If the new owner does not have an existing retirement plan and the selling employer does, terminate the existing plan, distribute all assets, and have the corporation establish a new plan. Note: This could also result in valued employees leaving.
“Once the compliance review is completed, we make recommendations as to what the business should do based on their objectives,” said Wentz. Once the best method is determined, he added that it is important to establish the “final” successor retirement plan(s). This involves completing and signing the appropriate plan documents, corporate resolutions, administrative agreement, investment agreements and tax filings to establish the successor retirement plan(s).

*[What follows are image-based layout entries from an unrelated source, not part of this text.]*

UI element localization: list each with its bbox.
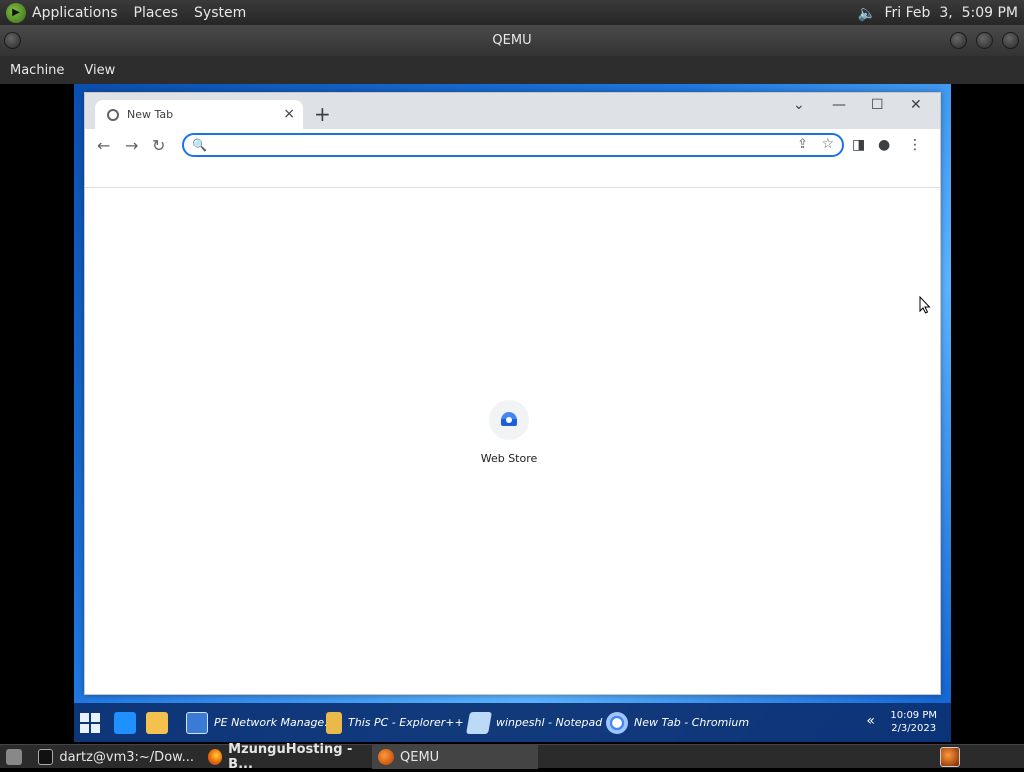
close-icon[interactable]: ✕ (910, 97, 922, 113)
show-desktop-button[interactable] (0, 745, 28, 769)
host-task-firefox[interactable]: MzunguHosting - B... (202, 742, 370, 772)
distro-logo-icon[interactable]: ▶ (6, 2, 26, 23)
volume-icon[interactable]: 🔈 (858, 4, 877, 22)
guest-clock[interactable]: 10:09 PM 2/3/2023 (890, 709, 937, 735)
explorer-folder-icon (326, 711, 342, 734)
qemu-tray-icon (940, 747, 960, 767)
desktop-icon (114, 711, 136, 734)
tab-new-tab[interactable]: New Tab × (95, 100, 303, 129)
taskbar-chromium[interactable]: New Tab - Chromium (606, 703, 749, 742)
omnibox[interactable]: 🔍 ⇪ ☆ (182, 133, 844, 157)
host-task-label: QEMU (400, 749, 440, 765)
close-icon[interactable] (1002, 32, 1019, 49)
shortcut-tile-web-store[interactable]: Web Store (473, 400, 545, 480)
side-panel-icon[interactable]: ◨ (852, 137, 865, 153)
omnibox-input[interactable] (212, 137, 772, 153)
firefox-icon (208, 749, 223, 765)
bookmark-star-icon[interactable]: ☆ (821, 136, 834, 152)
menu-kebab-icon[interactable]: ⋮ (908, 137, 922, 153)
tab-title: New Tab (127, 108, 174, 121)
guest-screen[interactable]: New Tab × + ⌄ — ☐ ✕ ← → ↻ 🔍 ⇪ ☆ ◨ ● ⋮ We… (74, 84, 951, 742)
host-task-label: dartz@vm3:~/Dow... (59, 749, 194, 765)
taskbar-label: PE Network Manage... (214, 716, 335, 729)
maximize-icon[interactable] (976, 32, 993, 49)
host-tray-qemu[interactable] (934, 745, 966, 769)
notepad-icon (466, 711, 492, 734)
new-tab-button[interactable]: + (314, 102, 331, 126)
maximize-icon[interactable]: ☐ (871, 97, 884, 113)
view-menu[interactable]: View (84, 63, 115, 78)
tab-search-chevron-icon[interactable]: ⌄ (793, 97, 805, 113)
start-button[interactable] (80, 703, 100, 742)
window-menu-icon[interactable] (4, 32, 21, 49)
tab-close-icon[interactable]: × (283, 106, 295, 122)
reload-icon[interactable]: ↻ (152, 136, 165, 155)
webstore-icon (501, 412, 517, 426)
system-menu[interactable]: System (194, 5, 246, 21)
panel-tray: 🔈 Fri Feb 3, 5:09 PM (858, 4, 1024, 22)
new-tab-page[interactable]: Web Store (85, 188, 940, 694)
machine-menu[interactable]: Machine (10, 63, 64, 78)
qemu-icon (378, 749, 394, 765)
taskbar-network-manager[interactable]: PE Network Manage... (186, 703, 335, 742)
globe-icon (107, 108, 119, 121)
taskbar-explorer-pp[interactable]: This PC - Explorer++ (326, 703, 464, 742)
back-icon[interactable]: ← (97, 136, 110, 155)
applications-menu[interactable]: Applications (32, 5, 118, 21)
taskbar-label: New Tab - Chromium (634, 716, 750, 729)
guest-date: 2/3/2023 (891, 723, 937, 734)
window-title: QEMU (492, 33, 532, 48)
tab-strip: New Tab × + ⌄ — ☐ ✕ (85, 93, 940, 129)
chromium-icon (606, 711, 628, 734)
taskbar-label: winpeshl - Notepad (496, 716, 603, 729)
share-icon[interactable]: ⇪ (797, 137, 808, 152)
qemu-titlebar: QEMU (0, 25, 1024, 56)
network-manager-icon (186, 711, 208, 734)
shortcut-label: Web Store (480, 452, 538, 465)
search-icon: 🔍 (192, 138, 207, 152)
guest-time: 10:09 PM (890, 710, 937, 721)
terminal-icon (38, 749, 54, 765)
mouse-cursor-icon (919, 296, 931, 314)
profile-avatar-icon[interactable]: ● (878, 137, 890, 153)
windows-start-icon (80, 712, 100, 733)
host-bottom-panel: dartz@vm3:~/Dow... MzunguHosting - B... … (0, 742, 1024, 772)
webstore-circle (489, 400, 529, 440)
host-top-panel: ▶ Applications Places System 🔈 Fri Feb 3… (0, 0, 1024, 25)
host-task-qemu[interactable]: QEMU (372, 745, 538, 769)
taskbar-notepad[interactable]: winpeshl - Notepad (466, 703, 603, 742)
taskbar-label: This PC - Explorer++ (348, 716, 464, 729)
panel-clock[interactable]: Fri Feb 3, 5:09 PM (885, 5, 1019, 21)
browser-toolbar: ← → ↻ 🔍 ⇪ ☆ ◨ ● ⋮ (85, 129, 940, 161)
qemu-menubar: Machine View (0, 56, 1024, 84)
desktop-icon (6, 749, 22, 765)
folder-icon (146, 711, 168, 734)
guest-taskbar: PE Network Manage... This PC - Explorer+… (74, 703, 951, 742)
chromium-window: New Tab × + ⌄ — ☐ ✕ ← → ↻ 🔍 ⇪ ☆ ◨ ● ⋮ We… (84, 92, 941, 695)
bookmarks-bar (85, 161, 940, 188)
minimize-icon[interactable]: — (832, 97, 846, 113)
places-menu[interactable]: Places (134, 5, 179, 21)
taskbar-explorer[interactable] (146, 703, 168, 742)
minimize-icon[interactable] (950, 32, 967, 49)
taskbar-desktop[interactable] (114, 703, 136, 742)
tray-expand-icon[interactable]: « (866, 713, 875, 729)
forward-icon[interactable]: → (125, 136, 138, 155)
host-task-terminal[interactable]: dartz@vm3:~/Dow... (32, 745, 200, 769)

“We have a knowledgeable service representative explain and enroll the successor plan with plan participants at each and every location as soon as possible,” stressed Wentz. “We feel it’s important to visit all of the locations and to provide a high level of service for all participants.”
“Tax Favored Benefit’s quality staff focuses in specific areas, which allows individuals to become professionals within that group. As we merged our plans, they were consistently looking for ways to benefit not only our business, but, most importantly, our employees,” stressed Curt Lang with Tri-County Implement in DeWitt, Iowa and Broshar Implement in Kanawha and Woolstock, Iowa.
He added, “They offer us top shelf customer service with a quick response time to any question or issue. Our customers expect prompt/courteous service when they have an issue with one of our products, and I expect nothing less of a vendor/service provider when it comes to dealing with issues that affect our employees. Tax Favored Benefits does just that.”
“I appreciate Tax Favored Benefit’s personal attention and detailed approach to business. Whenever I have a question, they get back to me in a timely manner,” added Erv Eisenmenger of West Point Implement in West Point and Columbus, Neb. and Mo. Valley Implement in Missouri Valley, Iowa. “They also have knowledge of the farm equipment business, so they know what we’re all about.”